By Amy Tennery
(Reuters) – Canada Soccer released details of its proposed collective bargaining agreement (CBA) with its national teams on Thursday, after the women’s team launched a protest over pay equity issues and budget cuts last month.
The Olympic champions said the governing body had cut training camp days, full camp windows and the number of players and staff invited to camps, among other issues. The sides agreed to an interim agreement over funding last week.
Canada Soccer said the CBAs would see both the men and the women paid the same amount for playing a 90-minute match and both share equally in competition prize money.
It added that the negotiations hinged on the pooling of FIFA World Cup prize money and would require cooperation between the men’s team, women’s team and Canada Soccer.
The details were released as members of the women’s national team were set to appear at the House of Commons Standing Committee on Canadian Heritage on Thursday.

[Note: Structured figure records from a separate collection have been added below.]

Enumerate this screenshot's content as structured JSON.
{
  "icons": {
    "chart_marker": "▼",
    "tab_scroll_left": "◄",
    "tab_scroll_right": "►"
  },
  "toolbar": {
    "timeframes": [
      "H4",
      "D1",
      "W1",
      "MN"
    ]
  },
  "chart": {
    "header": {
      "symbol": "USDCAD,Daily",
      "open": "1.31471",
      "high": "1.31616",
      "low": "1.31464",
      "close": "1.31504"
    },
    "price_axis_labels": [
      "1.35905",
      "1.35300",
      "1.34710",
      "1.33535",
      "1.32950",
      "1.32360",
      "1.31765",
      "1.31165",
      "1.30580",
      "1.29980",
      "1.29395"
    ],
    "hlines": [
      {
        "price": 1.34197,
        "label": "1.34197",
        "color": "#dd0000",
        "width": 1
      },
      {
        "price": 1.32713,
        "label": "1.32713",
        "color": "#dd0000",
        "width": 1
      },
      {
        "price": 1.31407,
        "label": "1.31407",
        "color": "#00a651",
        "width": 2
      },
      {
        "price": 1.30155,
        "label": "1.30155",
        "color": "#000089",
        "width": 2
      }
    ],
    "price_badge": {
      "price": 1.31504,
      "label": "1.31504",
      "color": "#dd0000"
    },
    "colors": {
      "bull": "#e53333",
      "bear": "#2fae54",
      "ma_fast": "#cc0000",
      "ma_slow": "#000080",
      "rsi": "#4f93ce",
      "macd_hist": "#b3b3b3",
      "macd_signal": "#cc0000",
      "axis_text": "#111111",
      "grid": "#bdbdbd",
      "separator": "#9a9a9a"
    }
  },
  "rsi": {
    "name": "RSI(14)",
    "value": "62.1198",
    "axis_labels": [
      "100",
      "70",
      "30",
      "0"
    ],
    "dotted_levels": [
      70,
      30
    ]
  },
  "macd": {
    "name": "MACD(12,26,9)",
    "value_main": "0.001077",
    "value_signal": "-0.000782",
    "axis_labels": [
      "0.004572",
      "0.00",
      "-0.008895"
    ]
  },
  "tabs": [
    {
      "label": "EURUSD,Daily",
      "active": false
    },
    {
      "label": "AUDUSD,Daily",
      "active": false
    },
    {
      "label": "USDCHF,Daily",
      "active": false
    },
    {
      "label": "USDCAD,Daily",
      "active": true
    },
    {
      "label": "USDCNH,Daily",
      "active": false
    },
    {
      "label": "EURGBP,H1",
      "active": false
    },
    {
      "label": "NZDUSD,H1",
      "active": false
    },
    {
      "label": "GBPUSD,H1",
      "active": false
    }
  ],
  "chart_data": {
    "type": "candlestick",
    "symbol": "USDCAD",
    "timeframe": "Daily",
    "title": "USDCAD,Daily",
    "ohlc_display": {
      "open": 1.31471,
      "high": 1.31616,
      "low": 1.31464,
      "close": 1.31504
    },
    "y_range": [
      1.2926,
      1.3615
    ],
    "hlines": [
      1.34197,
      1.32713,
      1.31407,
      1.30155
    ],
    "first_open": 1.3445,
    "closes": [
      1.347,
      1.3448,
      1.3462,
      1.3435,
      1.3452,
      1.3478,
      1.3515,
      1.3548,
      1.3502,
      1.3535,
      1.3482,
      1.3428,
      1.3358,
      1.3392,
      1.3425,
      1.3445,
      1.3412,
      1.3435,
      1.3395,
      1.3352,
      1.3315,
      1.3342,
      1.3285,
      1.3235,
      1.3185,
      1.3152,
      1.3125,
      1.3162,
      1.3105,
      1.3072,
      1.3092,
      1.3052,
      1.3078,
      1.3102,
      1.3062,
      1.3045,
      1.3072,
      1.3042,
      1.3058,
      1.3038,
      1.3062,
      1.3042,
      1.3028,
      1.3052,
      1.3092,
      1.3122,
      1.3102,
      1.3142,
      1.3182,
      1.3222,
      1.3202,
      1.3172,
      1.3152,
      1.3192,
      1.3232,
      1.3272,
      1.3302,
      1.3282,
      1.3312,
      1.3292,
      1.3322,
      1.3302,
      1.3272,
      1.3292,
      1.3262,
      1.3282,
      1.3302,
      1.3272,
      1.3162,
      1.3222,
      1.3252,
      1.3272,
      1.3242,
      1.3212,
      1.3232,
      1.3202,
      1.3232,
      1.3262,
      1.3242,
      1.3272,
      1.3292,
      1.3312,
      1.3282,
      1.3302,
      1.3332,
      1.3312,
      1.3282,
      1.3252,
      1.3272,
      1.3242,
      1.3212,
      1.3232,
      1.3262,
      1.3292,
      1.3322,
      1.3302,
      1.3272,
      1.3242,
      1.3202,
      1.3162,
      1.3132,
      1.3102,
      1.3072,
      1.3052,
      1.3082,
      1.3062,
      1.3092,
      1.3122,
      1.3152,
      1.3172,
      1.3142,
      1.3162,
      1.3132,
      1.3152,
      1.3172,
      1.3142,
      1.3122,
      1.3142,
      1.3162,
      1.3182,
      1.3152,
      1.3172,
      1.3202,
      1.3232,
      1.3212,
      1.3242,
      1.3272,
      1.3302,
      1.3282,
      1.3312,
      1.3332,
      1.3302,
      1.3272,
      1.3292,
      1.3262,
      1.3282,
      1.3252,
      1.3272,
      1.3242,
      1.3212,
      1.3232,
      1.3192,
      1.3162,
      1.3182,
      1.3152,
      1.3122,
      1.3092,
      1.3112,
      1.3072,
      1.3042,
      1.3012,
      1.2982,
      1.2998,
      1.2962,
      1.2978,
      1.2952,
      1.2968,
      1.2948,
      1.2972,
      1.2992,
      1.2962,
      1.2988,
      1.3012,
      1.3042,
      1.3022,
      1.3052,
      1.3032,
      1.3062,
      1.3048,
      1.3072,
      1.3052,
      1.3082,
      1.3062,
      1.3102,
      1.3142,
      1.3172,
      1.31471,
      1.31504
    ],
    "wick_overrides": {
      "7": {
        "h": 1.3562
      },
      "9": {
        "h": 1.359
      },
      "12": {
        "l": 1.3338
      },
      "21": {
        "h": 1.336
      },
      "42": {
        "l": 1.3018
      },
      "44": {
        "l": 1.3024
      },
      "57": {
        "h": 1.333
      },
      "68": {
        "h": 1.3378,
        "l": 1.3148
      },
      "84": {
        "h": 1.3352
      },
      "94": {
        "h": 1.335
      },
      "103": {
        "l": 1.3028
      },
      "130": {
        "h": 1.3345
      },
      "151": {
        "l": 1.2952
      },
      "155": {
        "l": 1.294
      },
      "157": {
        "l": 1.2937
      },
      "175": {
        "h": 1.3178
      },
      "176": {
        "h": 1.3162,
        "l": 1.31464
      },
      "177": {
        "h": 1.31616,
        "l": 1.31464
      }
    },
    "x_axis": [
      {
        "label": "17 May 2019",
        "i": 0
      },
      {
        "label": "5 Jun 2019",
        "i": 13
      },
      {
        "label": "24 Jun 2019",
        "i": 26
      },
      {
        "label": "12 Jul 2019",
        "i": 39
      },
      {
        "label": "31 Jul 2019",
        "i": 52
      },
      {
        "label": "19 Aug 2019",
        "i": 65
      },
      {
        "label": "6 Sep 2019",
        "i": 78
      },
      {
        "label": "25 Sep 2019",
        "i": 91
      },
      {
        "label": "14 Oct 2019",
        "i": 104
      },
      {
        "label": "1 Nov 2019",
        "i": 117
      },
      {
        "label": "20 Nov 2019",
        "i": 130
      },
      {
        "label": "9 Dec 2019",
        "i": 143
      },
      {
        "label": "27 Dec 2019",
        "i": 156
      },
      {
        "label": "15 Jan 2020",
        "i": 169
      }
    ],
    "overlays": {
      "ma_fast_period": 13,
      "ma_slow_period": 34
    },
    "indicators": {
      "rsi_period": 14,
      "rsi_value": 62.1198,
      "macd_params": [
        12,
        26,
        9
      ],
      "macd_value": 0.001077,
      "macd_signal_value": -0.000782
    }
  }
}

“We’ve been negotiating in good faith and want to get to a resolution with our National Teams,” Canada Soccer General Secretary Earl Cochrane said in a statement.
“In order to get there, we need both of our National Teams to agree. Our women deserve to be paid equally and they deserve the financial certainty going into the 2023 FIFA Women’s World Cup.”
The Canadian Soccer Players Association did not immediately respond to a request for comment.
The governing body also said it had either agreed to or is addressing demands made by the women’s national team last month with the World Cup less than 140 days away.
Those included providing a “comparable” budget for the women’s team World Cup preparations as to what the men received for their tournament last year and an agreement to share future budgets between the men’s and women’s teams.